Così trascinando i piedi a terra per la noia e avanzo lungo la strada che porta a casa di mia nonna, un’altra rintontita a causa della vecchiaia, con l’eccezione di possedere un cuore grande quanto una collina. Malgrado tutto, sono felice solo per il fatto di vederla ed un sorriso mi spunta salendo le scale di casa sua, ma sono costretta a fermarmi e a lasciare la borsa della spesa sulla panchina in ottone, dopo il cancelletto in ferro battuto stile ‘800, proprio davanti la porta. Qualcosa con un forte bagliore ha attirato la mia attenzione, così mi volto verso l’agglomerato informe di salici piangenti lì vicino, dove Giagià, Sasà, Mena, Nicolai, Peppe e Annina stanno parlando animatamente.

Scendo a rotta di collo dalla scalinata e li raggiungo oltrepassando il piccolo giardino comunale che li antecede. Non si accorgono subito che sono vicina a loro e solo quando Annina alza la testa le loro espressioni cambiano.

-Anniè!- esclamano in coro sorpresi -Scusaci, non ti avevamo visto.- continuano imbarazzati ed effettivamente dispiaciuti.

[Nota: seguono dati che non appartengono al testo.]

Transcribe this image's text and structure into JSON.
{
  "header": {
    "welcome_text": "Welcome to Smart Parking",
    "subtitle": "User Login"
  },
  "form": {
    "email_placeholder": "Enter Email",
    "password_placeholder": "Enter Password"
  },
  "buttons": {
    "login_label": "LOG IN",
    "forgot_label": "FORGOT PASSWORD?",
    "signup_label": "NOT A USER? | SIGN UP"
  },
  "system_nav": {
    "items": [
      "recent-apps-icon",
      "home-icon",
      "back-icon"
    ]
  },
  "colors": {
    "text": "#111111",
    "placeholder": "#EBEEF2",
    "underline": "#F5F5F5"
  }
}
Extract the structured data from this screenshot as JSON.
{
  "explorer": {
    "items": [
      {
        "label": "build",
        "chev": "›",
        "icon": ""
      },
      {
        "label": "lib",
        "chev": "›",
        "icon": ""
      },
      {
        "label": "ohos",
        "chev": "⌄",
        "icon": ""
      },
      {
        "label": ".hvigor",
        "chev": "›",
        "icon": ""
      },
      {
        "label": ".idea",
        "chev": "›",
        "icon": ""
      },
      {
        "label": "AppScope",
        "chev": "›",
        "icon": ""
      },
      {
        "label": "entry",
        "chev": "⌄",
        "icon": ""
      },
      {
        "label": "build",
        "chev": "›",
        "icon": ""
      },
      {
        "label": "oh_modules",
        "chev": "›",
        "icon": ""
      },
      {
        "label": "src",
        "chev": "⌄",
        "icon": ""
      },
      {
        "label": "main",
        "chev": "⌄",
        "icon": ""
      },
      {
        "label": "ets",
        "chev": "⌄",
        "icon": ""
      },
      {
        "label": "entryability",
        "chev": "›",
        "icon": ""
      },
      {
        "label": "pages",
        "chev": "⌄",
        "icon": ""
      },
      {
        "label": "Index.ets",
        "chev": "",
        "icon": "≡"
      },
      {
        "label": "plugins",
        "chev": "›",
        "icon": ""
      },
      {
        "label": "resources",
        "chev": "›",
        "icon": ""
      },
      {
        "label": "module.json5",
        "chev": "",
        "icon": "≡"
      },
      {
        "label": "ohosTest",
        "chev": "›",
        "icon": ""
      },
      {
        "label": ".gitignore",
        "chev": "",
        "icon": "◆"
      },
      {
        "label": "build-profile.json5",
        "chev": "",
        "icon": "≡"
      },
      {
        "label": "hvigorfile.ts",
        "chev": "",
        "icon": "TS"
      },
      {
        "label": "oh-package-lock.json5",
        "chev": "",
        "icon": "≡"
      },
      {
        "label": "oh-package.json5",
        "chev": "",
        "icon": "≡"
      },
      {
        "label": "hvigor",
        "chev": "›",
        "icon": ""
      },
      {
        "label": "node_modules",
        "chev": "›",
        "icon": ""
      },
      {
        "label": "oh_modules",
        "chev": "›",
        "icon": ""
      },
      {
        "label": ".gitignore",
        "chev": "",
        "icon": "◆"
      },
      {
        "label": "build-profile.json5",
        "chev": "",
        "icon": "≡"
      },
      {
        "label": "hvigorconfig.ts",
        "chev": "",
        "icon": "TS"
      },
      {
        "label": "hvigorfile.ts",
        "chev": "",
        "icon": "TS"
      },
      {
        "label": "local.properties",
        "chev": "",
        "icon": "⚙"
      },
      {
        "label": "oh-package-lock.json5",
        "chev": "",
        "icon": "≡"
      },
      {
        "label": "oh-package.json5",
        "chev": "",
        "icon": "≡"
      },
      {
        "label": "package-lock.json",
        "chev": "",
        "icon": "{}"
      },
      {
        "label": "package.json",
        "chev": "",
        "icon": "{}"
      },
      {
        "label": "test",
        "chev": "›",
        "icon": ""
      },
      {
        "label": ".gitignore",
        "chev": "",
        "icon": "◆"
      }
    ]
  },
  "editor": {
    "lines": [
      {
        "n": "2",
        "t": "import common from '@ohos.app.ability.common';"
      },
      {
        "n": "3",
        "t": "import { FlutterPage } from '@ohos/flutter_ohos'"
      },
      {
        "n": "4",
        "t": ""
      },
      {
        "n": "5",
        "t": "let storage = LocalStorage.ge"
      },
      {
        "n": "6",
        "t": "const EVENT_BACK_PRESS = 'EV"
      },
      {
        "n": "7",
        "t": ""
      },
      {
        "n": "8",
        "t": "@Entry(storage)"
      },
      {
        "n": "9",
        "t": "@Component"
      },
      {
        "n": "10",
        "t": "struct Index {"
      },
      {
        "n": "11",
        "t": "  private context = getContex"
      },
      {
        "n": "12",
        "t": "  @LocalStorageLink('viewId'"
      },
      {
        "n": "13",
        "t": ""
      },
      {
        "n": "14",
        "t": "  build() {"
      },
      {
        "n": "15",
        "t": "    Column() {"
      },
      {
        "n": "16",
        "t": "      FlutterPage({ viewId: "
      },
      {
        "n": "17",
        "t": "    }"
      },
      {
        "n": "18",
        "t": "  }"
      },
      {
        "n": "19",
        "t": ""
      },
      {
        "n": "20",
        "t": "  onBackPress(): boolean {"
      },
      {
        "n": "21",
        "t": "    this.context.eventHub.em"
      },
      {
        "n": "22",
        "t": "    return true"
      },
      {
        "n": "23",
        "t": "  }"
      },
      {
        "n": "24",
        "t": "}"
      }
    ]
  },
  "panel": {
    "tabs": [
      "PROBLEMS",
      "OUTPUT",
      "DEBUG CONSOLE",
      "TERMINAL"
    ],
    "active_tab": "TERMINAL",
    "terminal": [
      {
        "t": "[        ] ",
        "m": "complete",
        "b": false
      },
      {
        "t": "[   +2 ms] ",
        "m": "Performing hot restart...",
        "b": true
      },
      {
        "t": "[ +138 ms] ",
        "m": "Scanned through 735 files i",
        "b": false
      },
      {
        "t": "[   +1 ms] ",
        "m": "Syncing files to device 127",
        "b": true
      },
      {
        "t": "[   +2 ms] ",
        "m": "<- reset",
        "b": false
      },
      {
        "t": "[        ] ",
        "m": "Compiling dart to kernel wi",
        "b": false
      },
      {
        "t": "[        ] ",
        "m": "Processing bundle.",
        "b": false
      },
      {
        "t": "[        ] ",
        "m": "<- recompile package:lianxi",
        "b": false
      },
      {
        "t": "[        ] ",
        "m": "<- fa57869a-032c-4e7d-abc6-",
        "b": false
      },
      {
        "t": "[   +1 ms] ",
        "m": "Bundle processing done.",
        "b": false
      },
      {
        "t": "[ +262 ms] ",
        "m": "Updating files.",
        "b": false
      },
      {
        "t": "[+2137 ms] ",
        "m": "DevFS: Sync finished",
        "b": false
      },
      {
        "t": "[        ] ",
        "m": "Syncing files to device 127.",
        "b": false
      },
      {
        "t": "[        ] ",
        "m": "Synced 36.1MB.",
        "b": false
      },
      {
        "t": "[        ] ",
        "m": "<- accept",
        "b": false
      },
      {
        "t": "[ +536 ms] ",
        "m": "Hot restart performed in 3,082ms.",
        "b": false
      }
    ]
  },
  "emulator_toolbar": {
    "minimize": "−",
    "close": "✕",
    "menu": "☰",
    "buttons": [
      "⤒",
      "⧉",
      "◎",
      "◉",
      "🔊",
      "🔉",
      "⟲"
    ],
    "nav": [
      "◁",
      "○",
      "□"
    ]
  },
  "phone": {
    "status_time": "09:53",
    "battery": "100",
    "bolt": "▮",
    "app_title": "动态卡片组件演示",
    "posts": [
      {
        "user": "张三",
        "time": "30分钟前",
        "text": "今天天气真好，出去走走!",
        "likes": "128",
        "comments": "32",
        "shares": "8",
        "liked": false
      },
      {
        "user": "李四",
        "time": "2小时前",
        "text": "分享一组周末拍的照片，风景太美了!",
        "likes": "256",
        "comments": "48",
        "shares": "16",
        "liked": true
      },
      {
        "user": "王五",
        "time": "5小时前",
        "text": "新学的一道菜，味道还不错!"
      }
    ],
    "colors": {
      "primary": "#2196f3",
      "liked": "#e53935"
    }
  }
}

-Non c’è problema.- li rassicuro con voce calma e come sempre autoritaria, mettendo il braccio sulla spalla di Sasà, il più piazzato del gruppo. Loro si irrigidiscono un attimo, ciò mi fa capire che c’è qualcosa che non va, ed io gli rivolgo uno sguardo che lascia intendere ciò che voglio. Sono abituati ai miei modi e sanno che devono sputare al più presto il rospo. Così dopo un momento di esitazione Nicolai parla per tutti.

-Ania, aiutaci.- chiede supplichevole.

-Che avete combinato questa volta?- chiedo un po’ seccata e infastidita dalle loro continue azioni impulsive che inevitabilmente portano a qualcosa di tragico.

-Anniè, fu una cazzata!- dall’affermazione e dall’espressione di Giagià provo un leggero timore per ciò che possono aver fatto e mi sposto in una posizione più eretta che certamente risulta minacciosa per il gruppo.

Dopo che mi fanno perdere un battito al cuore mostrandomi la pistola che Mena porta nella tasca dell’ampia gonna turchese, li guardo infuriata e immediatamente gli faccio segno di sparire da là.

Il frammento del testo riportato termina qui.